Deux documentaires inégaux mais importants

L’Avocat de la terreur
de l’Iranien Barbet Schroeder.

Jacques Vergès a 82 ans. Il est au cœur de ce documentaire achevé tout récemment. Au Québec, Vergès est un nom peu connu. La réalité est tout autre en France. Aussi vaniteux qu’intelligent, l’homme dévoile sa logique, celle de l’amertume du colonisé, pour ne pas dire de la haine pour tous les colonisateurs de la planète, la France en tête.
Il est né au Cambodge, d’un père originaire de la Réunion et d’une mère Vietnamienne. Étudiant à Paris, il est de toutes les manifestations anti-colonialistes. Il a connu Pol-Pot. On le soupçonne d’avoir rejoint ce dernier pendant les quelque 7 ou 8 ans où il disparaît. Le film ne nous en apprendra pas davantage à ce sujet. Aurait-il, pendant la même période, fréquenté le célèbre Carlos aujourd’hui emprisonné en France ? Il s’en défend, mais mollement. Il cultive le mystère.
Vergès s’est fait connaître du grand public en prenant la défense de militants du FLN, auteurs d’attentats qui leur valent la peine de mort. Une figure se détache, celle de Rachida Bouhired, en faveur de laquelle il orchestre une campagne quasi internationale. Elle est finalement graciée. Ils s’épousent.

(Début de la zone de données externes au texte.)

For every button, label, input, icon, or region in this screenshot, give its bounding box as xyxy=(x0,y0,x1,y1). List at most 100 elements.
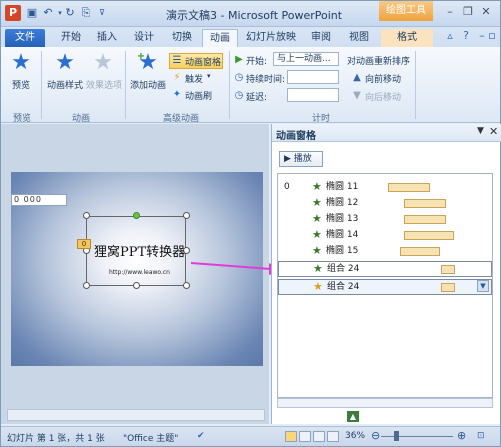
resize-handle[interactable] xyxy=(133,282,140,289)
list-item[interactable]: ★ 椭圆 15 xyxy=(278,244,492,258)
timing-bar[interactable] xyxy=(441,265,455,274)
slide-sorter-view-icon[interactable] xyxy=(299,431,311,442)
animation-styles-button[interactable]: 动画样式 xyxy=(47,78,83,91)
animation-styles-star-icon[interactable]: ★ xyxy=(53,51,77,75)
trigger-button[interactable]: 触发 xyxy=(185,72,203,85)
save-icon[interactable]: ▣ xyxy=(25,6,39,20)
trigger-icon[interactable]: ⚡ xyxy=(171,72,183,84)
close-icon[interactable]: ✕ xyxy=(489,125,498,138)
title-bar: P ▣ ↶ ▾ ↻ ⎘ ⊽ 演示文稿3 - Microsoft PowerPoi… xyxy=(1,1,500,27)
resize-handle[interactable] xyxy=(183,282,190,289)
list-item-selected[interactable]: ★ 组合 24 ▼ xyxy=(278,279,492,295)
minimize-icon[interactable]: – xyxy=(441,4,459,20)
tab-transitions[interactable]: 切换 xyxy=(166,29,198,47)
animation-pane-label: 动画窗格 xyxy=(185,58,222,68)
horizontal-scrollbar[interactable] xyxy=(7,409,265,421)
tab-review[interactable]: 审阅 xyxy=(305,29,337,47)
close-icon[interactable]: ✕ xyxy=(477,4,495,20)
zoom-percent[interactable]: 36% xyxy=(345,431,365,441)
slide-counter: 幻灯片 第 1 张，共 1 张 xyxy=(7,434,105,444)
timing-group-label: 计时 xyxy=(311,114,330,124)
rotation-handle[interactable] xyxy=(133,212,140,219)
animation-painter-icon[interactable]: ✦ xyxy=(171,89,183,101)
timing-bar[interactable] xyxy=(404,231,454,240)
animation-order-tag[interactable]: 0 xyxy=(77,239,91,249)
plus-icon: + xyxy=(136,51,146,62)
play-button[interactable]: ▶ 播放 xyxy=(279,151,323,167)
timing-bar[interactable] xyxy=(388,183,430,192)
start-label: 开始: xyxy=(246,57,268,67)
animation-pane-icon: ☰ xyxy=(172,55,182,66)
item-name: 椭圆 15 xyxy=(326,246,359,256)
normal-view-icon[interactable] xyxy=(285,431,297,442)
pane-title: 动画窗格 xyxy=(276,131,316,142)
tab-design[interactable]: 设计 xyxy=(128,29,160,47)
effect-star-icon: ★ xyxy=(313,280,323,293)
powerpoint-app-icon[interactable]: P xyxy=(5,5,21,21)
group-divider xyxy=(41,51,42,119)
list-item[interactable]: ★ 椭圆 12 xyxy=(278,196,492,210)
effect-star-icon: ★ xyxy=(312,244,322,257)
move-earlier-icon[interactable]: ▲ xyxy=(351,72,363,84)
window-restore-icon[interactable]: ▫ xyxy=(485,29,499,43)
move-earlier-button[interactable]: 向前移动 xyxy=(365,72,401,85)
add-animation-button[interactable]: 添加动画 xyxy=(130,78,166,91)
timing-bar[interactable] xyxy=(404,199,446,208)
repeat-icon[interactable]: ↻ xyxy=(63,6,77,20)
spellcheck-icon[interactable]: ✔ xyxy=(197,431,205,441)
tab-slideshow[interactable]: 幻灯片放映 xyxy=(241,29,301,47)
move-later-button: 向后移动 xyxy=(365,93,402,103)
animation-list[interactable]: 0 ★ 椭圆 11 ★ 椭圆 12 ★ 椭圆 13 ★ 椭圆 14 ★ 椭圆 1… xyxy=(277,173,493,398)
preview-button-label[interactable]: 预览 xyxy=(12,78,30,91)
timing-bar[interactable] xyxy=(400,247,440,256)
list-item[interactable]: ★ 椭圆 14 xyxy=(278,228,492,242)
slideshow-view-icon[interactable] xyxy=(327,431,339,442)
chevron-down-icon[interactable]: ▾ xyxy=(207,72,211,80)
tab-file[interactable]: 文件 xyxy=(5,29,45,47)
item-number: 0 xyxy=(284,182,290,192)
tab-home[interactable]: 开始 xyxy=(55,29,87,47)
tab-animations[interactable]: 动画 xyxy=(202,29,238,47)
timing-bar[interactable] xyxy=(441,283,455,292)
zoom-out-icon[interactable]: ⊖ xyxy=(371,429,380,442)
zoom-slider-thumb[interactable] xyxy=(393,431,399,441)
zoom-in-icon[interactable]: ⊕ xyxy=(457,429,466,442)
list-item[interactable]: ★ 椭圆 13 xyxy=(278,212,492,226)
duration-spinner[interactable] xyxy=(287,70,339,84)
pane-horizontal-scrollbar[interactable] xyxy=(277,398,493,408)
effect-star-icon: ★ xyxy=(312,212,322,225)
chevron-down-icon[interactable]: ▼ xyxy=(477,280,489,292)
resize-handle[interactable] xyxy=(83,282,90,289)
window-title: 演示文稿3 - Microsoft PowerPoint xyxy=(166,9,343,22)
animation-painter-button[interactable]: 动画刷 xyxy=(185,89,212,102)
resize-handle[interactable] xyxy=(83,212,90,219)
item-name: 组合 24 xyxy=(327,282,360,292)
restore-icon[interactable]: ❐ xyxy=(459,4,477,20)
help-icon[interactable]: ? xyxy=(459,29,473,43)
delay-spinner[interactable] xyxy=(287,88,339,102)
fit-slide-icon[interactable]: ⊡ xyxy=(477,431,485,441)
item-name: 椭圆 13 xyxy=(326,214,359,224)
timing-bar[interactable] xyxy=(404,215,446,224)
list-item[interactable]: ★ 组合 24 xyxy=(278,261,492,277)
item-name: 组合 24 xyxy=(327,264,360,274)
reorder-up-icon[interactable]: ▲ xyxy=(347,411,359,422)
redo-icon[interactable]: ⎘ xyxy=(79,6,93,20)
item-name: 椭圆 14 xyxy=(326,230,359,240)
customize-qat-icon[interactable]: ⊽ xyxy=(95,6,109,20)
theme-name[interactable]: "Office 主题" xyxy=(123,431,178,444)
resize-handle[interactable] xyxy=(183,212,190,219)
tab-format[interactable]: 格式 xyxy=(381,29,433,47)
zoom-slider[interactable] xyxy=(381,436,453,437)
tab-view[interactable]: 视图 xyxy=(343,29,375,47)
shape-title-text: 狸窝PPT转换器 xyxy=(94,245,186,260)
animations-ribbon: ★ 预览 预览 ★ 动画样式 ★ 效果选项 动画 ★ + 添加动画 ☰ 动画窗格… xyxy=(1,47,500,124)
pane-menu-icon[interactable]: ▼ xyxy=(477,126,484,136)
start-dropdown[interactable]: 与上一动画... xyxy=(273,52,339,66)
ribbon-collapse-icon[interactable]: ▵ xyxy=(443,29,457,43)
preview-star-icon[interactable]: ★ xyxy=(9,51,33,75)
tab-insert[interactable]: 插入 xyxy=(91,29,123,47)
list-item[interactable]: 0 ★ 椭圆 11 xyxy=(278,180,492,194)
reading-view-icon[interactable] xyxy=(313,431,325,442)
group-divider xyxy=(125,51,126,119)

Je crois qu’il se fait même musulman pour vaincre la résistance de la belle famille.
De la cause algérienne, il passe à la cause palestinienne puis il disparaît. Il quitte Rachida, apparemment sans la prévenir et sans la contacter par la suite. Quelle cause a-t-il servi alors ? Il nous dit ce qu’il veut et le réalisateur sème les indices mais nous laisse sans piste véritable, sauf peut-être celle d’importantes sommes d’argent.
À son retour, Vergès continue d’assurer, toujours avec succès, la défense de terroristes de toutes provenances. Lorsque Klaus Barbie est retrouvé et traîné devant les tribunaux, Vergès accepte de le défendre. Moment de suprême jouissance alors qu’il affronte 40 avocats. Il le raconte avec une arrogance teintée d’humour. Oui, Vergès réussit presque à devenir sympathique. Pourquoi défendre Barbie ? Pour prendre sa revanche sur les colonisateurs français, ceux de l’Algérie, ceux qui ont agi à l’époque de Rachida. Ce qu’on reproche à Barbie est-il tellement différent ? Vergès profite d’une tribune exceptionnelle. Il n’allait pas laisser passer une semblable occasion.
Ce documentaire, à lui seul, est un réservoir d’histoires qui ont débordé largement le dernier demi-siècle. Il faut plusieurs films pour nous en fournir autant, avec une densité équivalente. Parodiant Sartre aperçu rapidement dans ce film où les documents d’archives ne manquent pas, Vergès lance : « Oui, je défends la violence là où elle est nécessaire ». À un autre moment, il déclenche les applaudissements en rétorquant : « J’ai défendu Barbie, j’accepterais même de défendre Bush ! ».
Calle Santa Fe
de la réalisatrice chilienne Carmen Castillo.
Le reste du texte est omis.